Residents of a small town in Missouri are up in arms over claims a local teacher displayed a Pride flag in her seventh-grade classroom. The controversy stemming from Facebook groups dedicated to matters concerning Camden County, Missouri inspired at least one member of the Proud Boys in full regalia to show up to the school board meeting on Monday night.
Over the last week, local residents have passionately debated in Facebook groups about whether it’s appropriate for a teacher to display an LGBTQ Pride flag. (Some unverified reports indicate the teacher also displayed a transgender Pride flag.)
A local politician who appears to have posed for photographs with the Proud Boys was among the strongest advocates against the teacher specifically and displaying Pride flags in schools generally.
Last week, Camdenton Alderman Daniel Ousley used the Facebook group Citizens for a Better Camden County to criticize an unnamed local teacher for displaying a Pride flag. “Stop indoctrinating and grooming our kids!” Ousley wrote, according to screenshots of a post that appears to have been deleted
In a subsequent post in the same group, Ousley opined that the local school system should ban Pride flags from classrooms entirely.
Arguments broke out in the comments. Many in the group agreed with Ousley. Others said that schools should be accepting and inclusive of children regardless of sexual orientation or gender identity.
“I just want to say I thank God that students are far more accepting of their peers than the bigoted adults,” wrote one person who supports teachers displaying Pride symbols in their classrooms.
Ousley didn’t immediately respond to a direct message asking for comment.
Citizens for a Better Camden County is currently filled with passionate debate about the flag and reading materials in the school library. Some accused educators of “grooming” children, a bigoted accusation that falsely likens LGBTQ people and their allies to pedophiles.
Others pushed back and opined that schools should be safe and welcoming of children regardless of sexual orientation or gender identity or those of their families.
“I think it’s nice that there’s a teacher at Camdenton that is openly accepting of kids who might be different than 90% of who goes to school there,” a local resident wrote in the group. “I remember kids in my grade having to hide who they were, and being ashamed of who they were, and older kids who took their lives because of the pain and shame of having no one to accept them.”
Recent posts in the LOTO Politica Facebook group are similarly focused on the drama over the Pride flag.
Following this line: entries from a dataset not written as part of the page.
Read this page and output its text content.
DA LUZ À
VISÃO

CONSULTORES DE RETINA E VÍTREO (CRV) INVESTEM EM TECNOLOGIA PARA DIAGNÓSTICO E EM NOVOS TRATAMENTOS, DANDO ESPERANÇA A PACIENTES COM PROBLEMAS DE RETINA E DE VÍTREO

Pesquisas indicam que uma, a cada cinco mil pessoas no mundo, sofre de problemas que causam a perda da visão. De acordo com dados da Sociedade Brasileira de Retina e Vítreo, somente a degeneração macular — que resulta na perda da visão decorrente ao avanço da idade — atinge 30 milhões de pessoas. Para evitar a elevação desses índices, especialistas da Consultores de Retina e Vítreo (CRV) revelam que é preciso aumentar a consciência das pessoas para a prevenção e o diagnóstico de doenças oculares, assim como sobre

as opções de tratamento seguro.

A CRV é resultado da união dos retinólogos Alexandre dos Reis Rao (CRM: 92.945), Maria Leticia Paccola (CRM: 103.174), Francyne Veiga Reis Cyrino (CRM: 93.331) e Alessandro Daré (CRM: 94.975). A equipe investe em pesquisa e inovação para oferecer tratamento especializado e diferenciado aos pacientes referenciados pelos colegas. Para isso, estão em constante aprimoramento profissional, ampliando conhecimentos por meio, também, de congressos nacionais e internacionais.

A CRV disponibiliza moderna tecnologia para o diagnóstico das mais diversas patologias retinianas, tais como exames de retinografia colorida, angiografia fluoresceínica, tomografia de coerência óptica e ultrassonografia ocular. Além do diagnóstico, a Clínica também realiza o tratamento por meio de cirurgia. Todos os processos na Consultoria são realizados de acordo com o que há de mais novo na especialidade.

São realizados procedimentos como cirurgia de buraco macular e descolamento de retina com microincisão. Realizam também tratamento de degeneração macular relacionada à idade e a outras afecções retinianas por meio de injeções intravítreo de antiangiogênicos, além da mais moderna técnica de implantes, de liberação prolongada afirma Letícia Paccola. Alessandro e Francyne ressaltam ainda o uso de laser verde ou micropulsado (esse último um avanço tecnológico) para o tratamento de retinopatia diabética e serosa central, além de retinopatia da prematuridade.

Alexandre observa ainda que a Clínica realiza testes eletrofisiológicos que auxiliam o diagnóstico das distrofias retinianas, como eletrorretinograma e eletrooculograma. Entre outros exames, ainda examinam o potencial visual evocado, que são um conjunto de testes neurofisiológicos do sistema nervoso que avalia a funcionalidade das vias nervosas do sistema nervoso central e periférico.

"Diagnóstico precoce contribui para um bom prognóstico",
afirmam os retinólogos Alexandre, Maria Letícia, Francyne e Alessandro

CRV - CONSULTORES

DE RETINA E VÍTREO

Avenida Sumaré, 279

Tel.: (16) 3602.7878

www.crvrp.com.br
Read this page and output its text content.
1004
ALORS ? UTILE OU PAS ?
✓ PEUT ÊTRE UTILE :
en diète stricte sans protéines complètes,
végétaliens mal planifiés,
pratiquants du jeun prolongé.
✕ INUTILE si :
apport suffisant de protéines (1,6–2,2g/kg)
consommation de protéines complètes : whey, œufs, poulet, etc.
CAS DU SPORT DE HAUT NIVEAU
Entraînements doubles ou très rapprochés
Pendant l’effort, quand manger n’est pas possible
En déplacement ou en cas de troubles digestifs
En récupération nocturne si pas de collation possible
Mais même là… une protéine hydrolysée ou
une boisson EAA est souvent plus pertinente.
The matter spilled into the real world on Monday evening when a Proud Boy showed up at the Camdenton R-III School District Board of Education meeting.
Laura Burkhardt, leader of the Missouri branch of gun control advocacy group Moms Demand Action, tweeted photos of the man wearing a Proud Boys T-shirt and symbols to the meeting.
“Today the Proud Boys, dressed in hate symbols, showed up at the Camdenton School Board meeting (Missouri) with the intent to intimidate a teacher over a small Pride flag in her classroom,” Burkhardt wrote.
Burkhardt added that the Proud Boys targeted the teacher with “hate-fueled intimidation” for displaying a four-inch long Pride flag in her classroom. Twitter users were appalled to see the far-right group targeting a school system.
Proud Boys and other right-wing extremists have grown increasingly obsessed with “protecting” children from LGBTQ inclusiveness in recent months. In June, Proud Boys disrupted a drag queen story hour in California.
Burkhardt and others echoed claims that local Republicans and the state GOP were involved with the push to force the unidentified teacher to remove the Pride flag.
“This is political violence and it’s sponsored by the [Missouri] GOP,” Burkhardt tweeted.
The teacher has reportedly taken the Pride flag down. Screenshots circulating on multiple social media platforms show a letter from the school board saying that it had “been made aware of certain items being displayed on campus that may contradict Board policy.”
“For the time being, the items in question have been voluntarily removed … until the Camdenton Board of Education can further review.”
The Camdenton school board didn’t respond to a request for comment sent via email Tuesday morning.